Le trovi là, sopra ad uno scuro pentagramma.
Con le foto venute male puoi farci proprio quello che vuoi.
Prova a rovesciarle, quando guardi il mondo da una diversa prospettiva appare sempre qualcosa che prima non avevi notato.
Una grande arteria a più corsie vista dall’alto, un albero decorato con tante luci luccicanti, un grattacielo svettante nello skyline di una città ignota.
Questo è ciò che vedo in questa immagine, e voi?
Ghirigori e scarabocchi tracciati con una penna magica che ha l’inchiostro che cambia colore.
E sguainate spade lucenti di cavalieri immaginari e coraggiosi.
E’ un gioco che potrebbe non finire mai, osservi, immagini e interpreti.
Forse vorrete sapere cosa ritraggono queste immagini e allora ve lo dirò.

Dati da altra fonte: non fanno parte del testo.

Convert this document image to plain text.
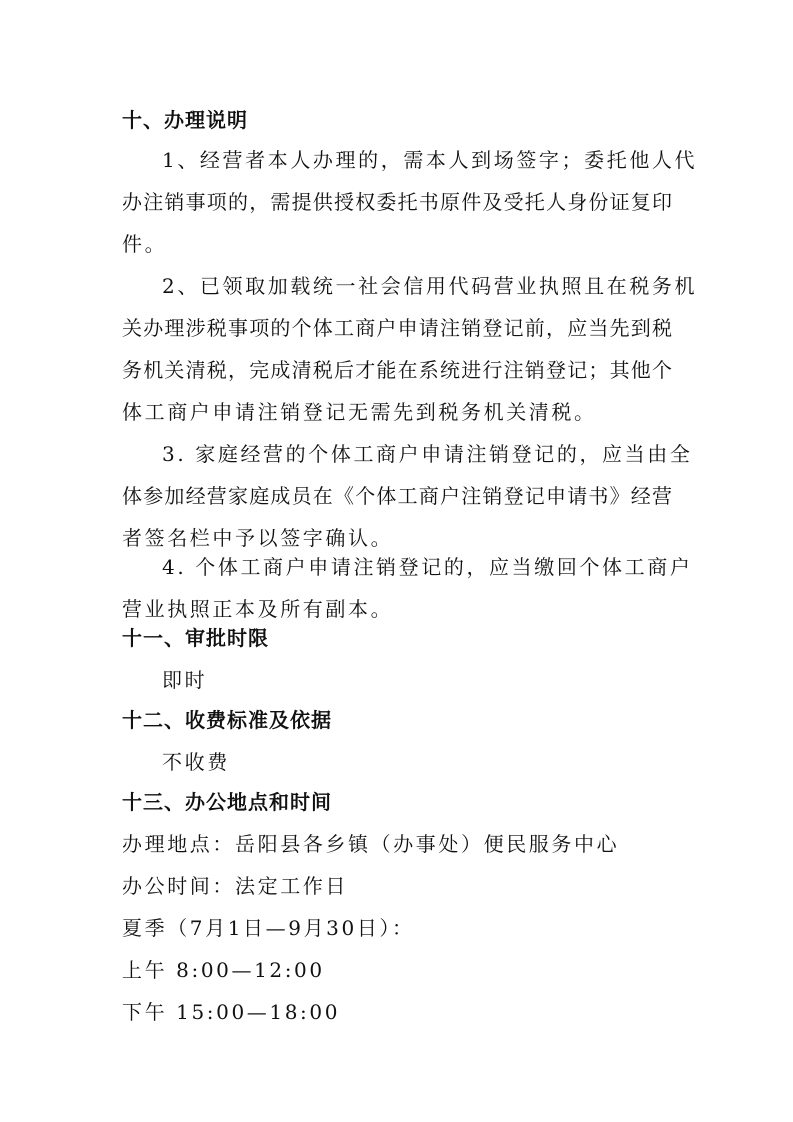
十、办理说明
1、经营者本人办理的，需本人到场签字；委托他人代
办注销事项的，需提供授权委托书原件及受托人身份证复印
件。
2、已领取加载统一社会信用代码营业执照且在税务机
关办理涉税事项的个体工商户申请注销登记前，应当先到税
务机关清税，完成清税后才能在系统进行注销登记；其他个
体工商户申请注销登记无需先到税务机关清税。
3. 家庭经营的个体工商户申请注销登记的，应当由全
体参加经营家庭成员在《个体工商户注销登记申请书》经营
者签名栏中予以签字确认。
4. 个体工商户申请注销登记的，应当缴回个体工商户
营业执照正本及所有副本。
十一、审批时限
即时
十二、收费标准及依据
不收费
十三、办公地点和时间
办理地点：岳阳县各乡镇（办事处）便民服务中心
办公时间：法定工作日
夏季（7月1日—9月30日）：
上午 8:00—12:00
下午 15:00—18:00
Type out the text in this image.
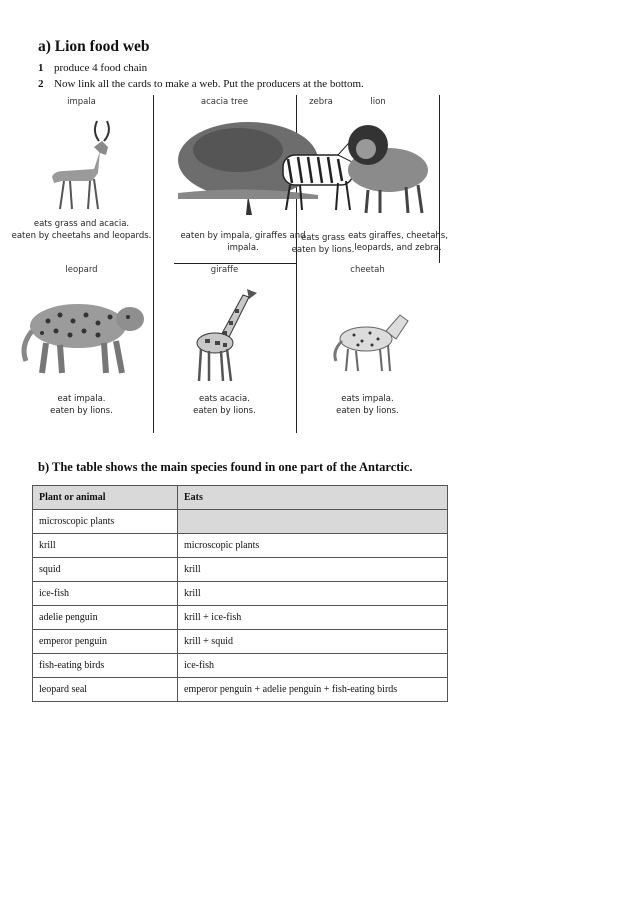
a) Lion food web
1 produce 4 food chain
2 Now link all the cards to make a web. Put the producers at the bottom.
impala
eats grass and acacia.
eaten by cheetahs and leopards.
acacia tree	zebra	lion
eaten by impala, giraffes and
impala.
eats grass
eaten by lions.
eats giraffes, cheetahs,
leopards, and zebra.
leopard
eat impala.
eaten by lions.
giraffe
eats acacia.
eaten by lions.
cheetah
eats impala.
eaten by lions.
b) The table shows the main species found in one part of the Antarctic.
Plant or animal	Eats
microscopic plants	
krill	microscopic plants
squid	krill
ice-fish	krill
adelie penguin	krill + ice-fish
emperor penguin	krill + squid
fish-eating birds	ice-fish
leopard seal	emperor penguin + adelie penguin + fish-eating birds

Le foto dai riflessi azzurri e bianchi sono state scattate al porto antico, le altre sono foto del porto dalla mia finestra, i bagliori di verde e di rosso, le linee mosse nell’oscurità sono l’effetto dei fuochi d’artificio.
Certo, tra tante futuristiche stranezze alcune foto vengono bene.
Sono le luci che rischiarano la città in una notte scura.